Die Vorinstanz ist gestützt auf diese unbestrittenen Feststellungen zum
Schluss gekommen, der Beschwerdeführer habe weder in affektiver noch in
wirtschaftlicher Hinsicht eine besonders enge Beziehung zu seiner Tochter; er
sei auch nicht massgeblich an deren Betreuung beteiligt. Es seien keine
Anhaltspunkte ersichtlich, dass der Beschwerdeführer eine
überdurchschnittlich intensive Beziehung zu seiner Tochter pflege.

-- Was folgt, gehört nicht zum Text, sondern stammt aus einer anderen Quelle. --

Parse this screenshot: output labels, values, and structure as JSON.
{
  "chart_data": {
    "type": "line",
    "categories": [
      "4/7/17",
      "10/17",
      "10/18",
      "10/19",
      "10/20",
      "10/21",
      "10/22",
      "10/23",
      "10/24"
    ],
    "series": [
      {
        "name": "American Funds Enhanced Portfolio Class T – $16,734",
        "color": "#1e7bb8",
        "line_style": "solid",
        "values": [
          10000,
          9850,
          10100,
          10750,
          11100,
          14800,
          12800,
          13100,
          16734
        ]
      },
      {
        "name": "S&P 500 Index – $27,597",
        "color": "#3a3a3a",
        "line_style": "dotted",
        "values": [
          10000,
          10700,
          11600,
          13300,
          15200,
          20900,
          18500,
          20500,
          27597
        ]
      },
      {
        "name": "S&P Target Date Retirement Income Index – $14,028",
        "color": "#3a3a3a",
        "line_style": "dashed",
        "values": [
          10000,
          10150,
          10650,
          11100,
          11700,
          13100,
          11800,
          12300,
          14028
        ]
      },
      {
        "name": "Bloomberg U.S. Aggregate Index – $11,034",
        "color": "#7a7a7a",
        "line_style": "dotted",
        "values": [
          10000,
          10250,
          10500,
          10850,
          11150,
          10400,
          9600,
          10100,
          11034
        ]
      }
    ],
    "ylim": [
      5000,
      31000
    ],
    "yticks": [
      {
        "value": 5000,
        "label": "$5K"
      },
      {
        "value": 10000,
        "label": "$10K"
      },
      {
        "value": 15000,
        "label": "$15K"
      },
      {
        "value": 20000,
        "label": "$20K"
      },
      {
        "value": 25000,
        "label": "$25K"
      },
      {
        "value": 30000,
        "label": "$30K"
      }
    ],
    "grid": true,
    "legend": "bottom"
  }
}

Die Vorinstanz hat insoweit keine offensichtlich unrichtigen
Sachverhaltsfeststellungen getroffen (Art. 97 BGG). Zu beachten ist
insbesondere das Alter des Kindes. Dieses ist noch im Säuglingsalter, in dem
eine Vater-Kind-Beziehung weniger deutlich fassbar ist (vgl. Urteil
2A.563/2002 vom 23. Mai 2003 E. 2.4: Kind unter drei Jahren). Kleinkinder
sind durch die Ausreisepflicht des getrennt lebenden Vaters daher von
vornherein weniger betroffen (vgl. Urteil 2A.423/2005 vom 25. Oktober 2005 E.
5.4). Besuche im Umfang von zwei bis vier Stunden pro Woche sind sodann nach
der Rechtsprechung des Bundesgerichts sogar bei einem fünfjährigen Kind noch
als lockerer Kontakt zu betrachten (vgl. Urteil 2A.118/2005 vom 21. April
2005 E. 2.2.2). Die monatlichen Unterhaltszahlungen von bis zu Fr. 200.--
lassen - selbst unter Berücksichtigung des geringen Einkommens des
Beschwerdeführers - auch nicht auf eine besonders enge wirtschaftliche
Beziehung zur Tochter schliessen.

Was der Beschwerdeführer vorbringt, lässt insgesamt nicht auf eine das
übliche Mass übersteigende Vater-Tochter-Beziehung schliessen. Die dazu unter
anderem erforderliche Wahrnehmung wesentlicher Betreuungsaufgaben ist weder
dargetan noch aus den Akten ersichtlich.

2.4 Bei dieser Sachlage kommt dem Umstand, dass der Beschwerdeführer sein
Besuchsrecht von Tunesien aus nur beschränkt und mit Schwierigkeiten wird
ausüben können, keine entscheidende Bedeutung zu.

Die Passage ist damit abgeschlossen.